A similar piece of research, which followed 10,000 people over 10 years also found a link.
Researchers for this study concluded that for these foods to have an impact they would have to account for more than 20 percent of a person’s daily calorie intake, but this can vary from individual to individual.
The reason for their substantial impact is down to their high fat and salt content combined with a lack of fibre and protein.
Examples of ultra-processed food include:
• Soft drinks
• Ice cream
• Deep fried foods
• Canned baked beans.
This list isn’t exhaustive, a fact which indicates how easy it is to find and include said items into the diet.
Furthermore, it isn’t hard to find oneself falling into some of the risk factors for dementia with diet one of them.
The reason for this is because a poor diet increases the risk of heart disease which restricts the ability of the heart to pump oxygen to crucial areas of the body such as the brain.
What are the other risk factors for dementia?
Diet isn’t the only risk factor, so too is:
• Cognitive reserve
• Existing health conditions and diseases.
In the same way the list of ultra-processed foods isn’t exhaustive, neither is the list of dementia risk factors.
Last month a new risk factor was agreed on by the UK Government, one that affects millions.
In a landmark report the UK Government released a paper saying that air pollution was linked to dementia.

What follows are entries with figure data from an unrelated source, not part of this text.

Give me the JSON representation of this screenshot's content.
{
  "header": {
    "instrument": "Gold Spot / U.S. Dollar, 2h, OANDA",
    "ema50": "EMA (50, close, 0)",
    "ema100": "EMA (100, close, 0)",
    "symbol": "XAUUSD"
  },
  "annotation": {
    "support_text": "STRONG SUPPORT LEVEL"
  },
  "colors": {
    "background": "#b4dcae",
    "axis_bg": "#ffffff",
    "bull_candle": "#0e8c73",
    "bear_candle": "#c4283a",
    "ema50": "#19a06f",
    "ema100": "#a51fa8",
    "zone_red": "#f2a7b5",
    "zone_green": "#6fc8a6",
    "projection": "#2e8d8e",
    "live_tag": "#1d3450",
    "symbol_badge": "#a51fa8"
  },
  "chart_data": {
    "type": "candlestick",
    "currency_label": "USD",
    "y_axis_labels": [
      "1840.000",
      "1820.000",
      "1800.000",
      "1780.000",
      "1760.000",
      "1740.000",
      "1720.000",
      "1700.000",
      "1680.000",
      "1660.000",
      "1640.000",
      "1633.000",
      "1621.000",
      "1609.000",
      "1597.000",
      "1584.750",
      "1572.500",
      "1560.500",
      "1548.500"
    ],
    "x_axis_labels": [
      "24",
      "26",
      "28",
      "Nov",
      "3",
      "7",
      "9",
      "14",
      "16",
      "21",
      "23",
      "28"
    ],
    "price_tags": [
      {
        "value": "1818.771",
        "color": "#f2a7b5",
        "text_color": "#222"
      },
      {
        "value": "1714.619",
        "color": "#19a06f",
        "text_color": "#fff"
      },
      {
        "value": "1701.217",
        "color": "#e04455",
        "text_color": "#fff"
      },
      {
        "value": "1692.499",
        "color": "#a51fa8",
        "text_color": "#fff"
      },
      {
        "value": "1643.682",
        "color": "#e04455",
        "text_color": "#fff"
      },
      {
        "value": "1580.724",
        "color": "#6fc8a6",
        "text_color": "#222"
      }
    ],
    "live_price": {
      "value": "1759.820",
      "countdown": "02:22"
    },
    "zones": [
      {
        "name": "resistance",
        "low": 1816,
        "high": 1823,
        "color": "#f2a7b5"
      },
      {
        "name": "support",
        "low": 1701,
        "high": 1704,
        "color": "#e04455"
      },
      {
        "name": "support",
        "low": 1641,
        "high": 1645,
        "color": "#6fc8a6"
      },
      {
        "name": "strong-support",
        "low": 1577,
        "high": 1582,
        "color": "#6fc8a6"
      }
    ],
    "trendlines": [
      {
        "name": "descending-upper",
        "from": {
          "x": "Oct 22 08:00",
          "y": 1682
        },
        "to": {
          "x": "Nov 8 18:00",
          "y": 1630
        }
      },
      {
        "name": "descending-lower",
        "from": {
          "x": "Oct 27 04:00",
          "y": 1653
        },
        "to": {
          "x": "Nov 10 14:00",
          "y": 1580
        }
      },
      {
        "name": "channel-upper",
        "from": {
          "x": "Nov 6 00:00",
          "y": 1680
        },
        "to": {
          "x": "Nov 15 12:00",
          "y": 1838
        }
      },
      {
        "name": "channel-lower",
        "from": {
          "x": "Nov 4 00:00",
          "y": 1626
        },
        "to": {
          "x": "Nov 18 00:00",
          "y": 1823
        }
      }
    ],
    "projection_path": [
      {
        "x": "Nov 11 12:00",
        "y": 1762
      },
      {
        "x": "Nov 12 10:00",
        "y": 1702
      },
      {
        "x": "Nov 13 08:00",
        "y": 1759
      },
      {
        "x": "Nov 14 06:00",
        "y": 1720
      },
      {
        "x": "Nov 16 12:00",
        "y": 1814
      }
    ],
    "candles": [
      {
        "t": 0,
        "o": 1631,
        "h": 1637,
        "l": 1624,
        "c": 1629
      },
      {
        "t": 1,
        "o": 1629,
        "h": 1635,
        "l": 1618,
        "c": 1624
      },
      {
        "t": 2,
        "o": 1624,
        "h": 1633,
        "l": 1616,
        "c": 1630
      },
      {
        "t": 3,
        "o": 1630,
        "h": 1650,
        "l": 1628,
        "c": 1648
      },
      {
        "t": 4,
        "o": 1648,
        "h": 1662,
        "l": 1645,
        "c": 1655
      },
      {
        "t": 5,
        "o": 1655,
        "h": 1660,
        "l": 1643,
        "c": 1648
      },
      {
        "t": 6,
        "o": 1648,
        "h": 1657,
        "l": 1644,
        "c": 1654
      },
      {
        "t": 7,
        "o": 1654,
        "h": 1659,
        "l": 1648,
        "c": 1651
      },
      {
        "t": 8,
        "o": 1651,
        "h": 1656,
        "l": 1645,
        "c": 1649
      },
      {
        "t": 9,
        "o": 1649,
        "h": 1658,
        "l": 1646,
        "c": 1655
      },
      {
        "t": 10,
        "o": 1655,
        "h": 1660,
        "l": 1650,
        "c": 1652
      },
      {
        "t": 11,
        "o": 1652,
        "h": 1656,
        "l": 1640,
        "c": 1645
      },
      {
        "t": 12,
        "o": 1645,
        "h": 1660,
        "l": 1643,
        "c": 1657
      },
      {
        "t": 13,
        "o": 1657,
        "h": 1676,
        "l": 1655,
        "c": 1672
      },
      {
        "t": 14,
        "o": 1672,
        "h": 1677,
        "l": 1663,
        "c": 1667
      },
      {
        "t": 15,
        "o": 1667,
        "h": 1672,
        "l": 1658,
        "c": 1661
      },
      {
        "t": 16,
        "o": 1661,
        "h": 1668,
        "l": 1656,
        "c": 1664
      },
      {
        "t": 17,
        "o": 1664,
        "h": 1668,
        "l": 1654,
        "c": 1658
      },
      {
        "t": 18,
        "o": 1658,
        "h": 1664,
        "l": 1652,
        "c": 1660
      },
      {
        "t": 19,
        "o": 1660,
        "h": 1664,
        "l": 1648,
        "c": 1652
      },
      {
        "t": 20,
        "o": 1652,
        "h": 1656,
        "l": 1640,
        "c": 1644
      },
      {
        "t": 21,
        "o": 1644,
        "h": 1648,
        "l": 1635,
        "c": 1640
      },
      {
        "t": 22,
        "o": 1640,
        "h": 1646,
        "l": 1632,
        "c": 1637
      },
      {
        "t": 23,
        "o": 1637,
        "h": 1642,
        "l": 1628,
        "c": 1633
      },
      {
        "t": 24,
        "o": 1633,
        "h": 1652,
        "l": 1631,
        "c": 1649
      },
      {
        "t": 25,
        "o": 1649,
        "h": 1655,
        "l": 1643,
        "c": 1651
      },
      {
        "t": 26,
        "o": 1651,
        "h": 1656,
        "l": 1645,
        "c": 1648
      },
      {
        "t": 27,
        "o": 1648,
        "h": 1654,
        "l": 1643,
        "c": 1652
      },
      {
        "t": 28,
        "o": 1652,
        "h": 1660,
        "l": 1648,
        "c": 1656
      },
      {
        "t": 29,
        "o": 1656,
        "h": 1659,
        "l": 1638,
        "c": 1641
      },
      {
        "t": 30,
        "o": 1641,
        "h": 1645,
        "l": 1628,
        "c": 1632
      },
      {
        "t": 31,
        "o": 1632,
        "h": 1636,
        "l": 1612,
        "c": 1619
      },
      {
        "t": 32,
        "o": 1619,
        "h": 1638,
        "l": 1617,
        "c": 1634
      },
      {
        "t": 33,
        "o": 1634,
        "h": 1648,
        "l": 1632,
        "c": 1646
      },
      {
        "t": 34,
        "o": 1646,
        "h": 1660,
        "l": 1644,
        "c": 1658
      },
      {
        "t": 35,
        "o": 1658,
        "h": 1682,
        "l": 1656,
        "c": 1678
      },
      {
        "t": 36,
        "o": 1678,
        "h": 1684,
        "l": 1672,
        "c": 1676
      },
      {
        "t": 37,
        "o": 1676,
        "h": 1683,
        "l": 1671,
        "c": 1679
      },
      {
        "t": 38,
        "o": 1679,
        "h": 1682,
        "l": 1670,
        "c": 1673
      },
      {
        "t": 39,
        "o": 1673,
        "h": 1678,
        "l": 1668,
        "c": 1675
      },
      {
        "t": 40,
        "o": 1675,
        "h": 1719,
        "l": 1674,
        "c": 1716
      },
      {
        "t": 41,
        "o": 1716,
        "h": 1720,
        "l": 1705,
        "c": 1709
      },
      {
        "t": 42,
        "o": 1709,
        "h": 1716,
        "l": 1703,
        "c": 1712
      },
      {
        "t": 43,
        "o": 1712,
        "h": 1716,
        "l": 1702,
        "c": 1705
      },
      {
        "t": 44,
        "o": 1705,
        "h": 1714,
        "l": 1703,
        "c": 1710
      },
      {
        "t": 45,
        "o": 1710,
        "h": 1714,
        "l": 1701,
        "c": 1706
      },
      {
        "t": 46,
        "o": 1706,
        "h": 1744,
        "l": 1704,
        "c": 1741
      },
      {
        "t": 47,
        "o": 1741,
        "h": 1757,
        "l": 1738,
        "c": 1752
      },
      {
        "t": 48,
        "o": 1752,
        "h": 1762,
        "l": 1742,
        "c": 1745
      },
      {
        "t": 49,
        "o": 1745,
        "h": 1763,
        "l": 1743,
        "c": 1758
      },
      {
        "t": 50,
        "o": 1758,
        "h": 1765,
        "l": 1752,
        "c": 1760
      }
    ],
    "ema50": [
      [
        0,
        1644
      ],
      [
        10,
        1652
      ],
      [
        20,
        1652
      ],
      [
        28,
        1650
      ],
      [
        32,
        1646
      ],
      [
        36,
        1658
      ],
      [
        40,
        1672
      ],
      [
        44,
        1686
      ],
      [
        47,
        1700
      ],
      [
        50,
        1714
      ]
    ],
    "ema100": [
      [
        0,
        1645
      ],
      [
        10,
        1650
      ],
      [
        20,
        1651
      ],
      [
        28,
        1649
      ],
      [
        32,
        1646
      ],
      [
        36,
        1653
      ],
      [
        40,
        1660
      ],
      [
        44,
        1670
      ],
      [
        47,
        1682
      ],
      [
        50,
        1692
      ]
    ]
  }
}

The report says: “We have concluded that the evidence is now suggestive of an association between ambient air pollutants and an acceleration of the decline in cognitive function often associated with ageing, and with the risk of developing dementia.
“There are a number of plausible biological mechanisms by which air pollutants could cause effects on the brain leading to accelerated cognitive decline and dementia. Some of these have been demonstrated in experimental studies.
“We think there is a strong case for the effects of air pollutants on the cardiovascular system having a secondary effect on the brain.”